Как он будет с нами обращаться, как он будет обращаться с Дэнди, если удача пойдет на спад и все обернется против нас?
– Он тебя бил? Или твою мать? Она тоже с вами ездила?
Джек покачал головой и наклонился, чтобы мы с Дэнди могли взвалить задник ему на спину. Он отнес его к фургону, волоча по траве, потом вернулся к нам.
– Он ни разу на меня руки не поднял, – сказал Джек. – И маму пальцем не тронул. Но она в него не верила. Он оставил ее и троих малышей в деревне и ушел бродить с лошадью. Меня он бы тоже оставил, но он знал, что я один верил, что у него получится. Он стал учить меня ездить верхом через пару дней. Я был совсем мальцом, ничего не боялся. И потом, спина у лошади очень большая, когда тебе пять или шесть. Легко было усидеть.
В конце лета мы вернулись домой. Он отсылал им деньги, когда мог. Когда зима кончилась, мы снова отправились в путь. На этот раз мы смогли взять напрокат телегу. Мама тоже хотела с нами поехать, но отец был против. Она плакала, говорила, что должна быть с ним. Я хотел, чтобы она поехала. А па хотел, чтобы малыши были с ним. Так мы все отправились в путь.

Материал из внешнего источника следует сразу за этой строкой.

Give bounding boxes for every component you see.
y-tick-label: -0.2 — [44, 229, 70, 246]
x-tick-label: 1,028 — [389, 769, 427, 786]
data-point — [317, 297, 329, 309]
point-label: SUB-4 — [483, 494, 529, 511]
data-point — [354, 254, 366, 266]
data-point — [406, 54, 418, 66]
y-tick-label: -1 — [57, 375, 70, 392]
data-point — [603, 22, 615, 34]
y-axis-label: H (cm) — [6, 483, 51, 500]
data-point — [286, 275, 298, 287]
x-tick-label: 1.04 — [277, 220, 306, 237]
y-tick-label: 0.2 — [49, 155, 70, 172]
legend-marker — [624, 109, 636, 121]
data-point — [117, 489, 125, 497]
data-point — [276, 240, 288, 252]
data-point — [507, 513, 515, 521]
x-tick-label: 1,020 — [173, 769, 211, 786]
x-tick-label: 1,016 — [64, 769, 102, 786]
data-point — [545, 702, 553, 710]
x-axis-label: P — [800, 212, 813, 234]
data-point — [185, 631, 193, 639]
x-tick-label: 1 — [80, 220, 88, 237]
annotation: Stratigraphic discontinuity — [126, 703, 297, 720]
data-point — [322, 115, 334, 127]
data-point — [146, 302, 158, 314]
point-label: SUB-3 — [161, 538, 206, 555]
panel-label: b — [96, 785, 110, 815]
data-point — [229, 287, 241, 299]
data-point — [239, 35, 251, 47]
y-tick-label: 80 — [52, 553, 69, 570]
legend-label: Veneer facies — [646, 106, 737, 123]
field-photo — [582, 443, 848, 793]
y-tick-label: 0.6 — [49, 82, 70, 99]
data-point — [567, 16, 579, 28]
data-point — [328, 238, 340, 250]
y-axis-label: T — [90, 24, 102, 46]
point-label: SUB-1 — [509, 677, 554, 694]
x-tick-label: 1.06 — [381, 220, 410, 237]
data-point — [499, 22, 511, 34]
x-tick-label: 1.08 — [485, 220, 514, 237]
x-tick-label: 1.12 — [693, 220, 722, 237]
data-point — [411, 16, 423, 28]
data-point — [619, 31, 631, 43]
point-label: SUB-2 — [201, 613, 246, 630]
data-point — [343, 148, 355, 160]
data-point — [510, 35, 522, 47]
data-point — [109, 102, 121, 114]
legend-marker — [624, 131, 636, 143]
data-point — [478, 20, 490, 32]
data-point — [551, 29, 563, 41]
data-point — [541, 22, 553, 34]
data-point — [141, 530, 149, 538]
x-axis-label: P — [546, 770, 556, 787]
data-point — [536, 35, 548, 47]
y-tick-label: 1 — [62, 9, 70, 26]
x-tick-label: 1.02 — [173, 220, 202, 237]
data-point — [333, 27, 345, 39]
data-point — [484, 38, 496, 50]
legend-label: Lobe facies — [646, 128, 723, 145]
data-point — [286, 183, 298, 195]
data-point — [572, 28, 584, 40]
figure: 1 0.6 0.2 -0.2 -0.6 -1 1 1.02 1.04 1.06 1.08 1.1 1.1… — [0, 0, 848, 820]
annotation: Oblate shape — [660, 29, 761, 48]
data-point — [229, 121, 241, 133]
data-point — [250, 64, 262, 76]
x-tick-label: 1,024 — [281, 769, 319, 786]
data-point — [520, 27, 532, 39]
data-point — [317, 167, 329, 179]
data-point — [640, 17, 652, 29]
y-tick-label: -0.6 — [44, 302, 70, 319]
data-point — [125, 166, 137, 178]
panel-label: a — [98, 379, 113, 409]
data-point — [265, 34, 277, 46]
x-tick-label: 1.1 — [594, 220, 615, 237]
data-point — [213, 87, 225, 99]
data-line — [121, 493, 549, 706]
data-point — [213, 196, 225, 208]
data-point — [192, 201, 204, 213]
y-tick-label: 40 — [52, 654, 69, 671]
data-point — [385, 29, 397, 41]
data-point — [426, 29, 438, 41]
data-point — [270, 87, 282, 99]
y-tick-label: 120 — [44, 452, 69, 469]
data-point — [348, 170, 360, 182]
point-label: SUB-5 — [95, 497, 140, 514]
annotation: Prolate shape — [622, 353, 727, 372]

Джек замолчал. Потом нагнулся за последней частью задника и взвалил ее себе на спину, не сказав ни слова. Мы с Дэнди тоже молчали. Джек вернулся, поднял пару уздечек и швырнул их в сторону фургона. Потом пошел к воротам, словно рассказ был окончен.
Мы последовали за ним.
– А что было потом, Джек? – спросила я. – Когда вы ездили вместе?
Джек вздохнул, оперся на ворота и взглянул через луг, словно видел фургон и женщину с двумя детьми и малышом у груди. Мужчину и его сына, ведущих лошадь, которую научили танцевать за пенни.
– Был разгар сезона, – сказал он. – Тепло, солнечно. Год выдался урожайный, у людей были деньги. Мы переезжали с ярмарки на ярмарку и на всех хорошо зарабатывали. У отца хватило денег купить телегу, потом он поменял ее на настоящий фургон. А потом он увидел лошадь, которая ему приглянулась, и купил ее. Пролеску, которая у нас теперь. Увидел, что у нее достаточно широкая спина – я-то подрос. И шаг у нее ровный.
У нас тогда было две лошади, мы уже не работали на перекрестках, выезжали в поле и собирали деньги у ворот. Я делал номер, перескакивал с одной лошади на другую, через обруч прыгал. Я еще был маленький – семь, что ли, или восемь. Ма стояла у ворот, а малыши продавали сладости, которые она готовила для зрителей. Мы хорошо зарабатывали.
Он снова умолк.
– И? – подсказала Дэнди.
Джек пожал плечами. Стряхнул прошлое с плеч одним быстрым движением и потянулся.
– А, – сказал он устало. – Она же была просто женщина. Отец увидел Снега и захотел его купить. Мама хотела вернуться в деревню с заработанными деньгами, осесть, и чтобы па опять стал возчиком.
Они ругались день и ночь. Па всем сердцем хотел Снега и обещал ма, что он состояние сделает на этом коне. Что у нее будет свой дом и удобный фургон для путешествий. Что в обществе нас станут уважать. Он знал, что со Снегом сможет этого добиться.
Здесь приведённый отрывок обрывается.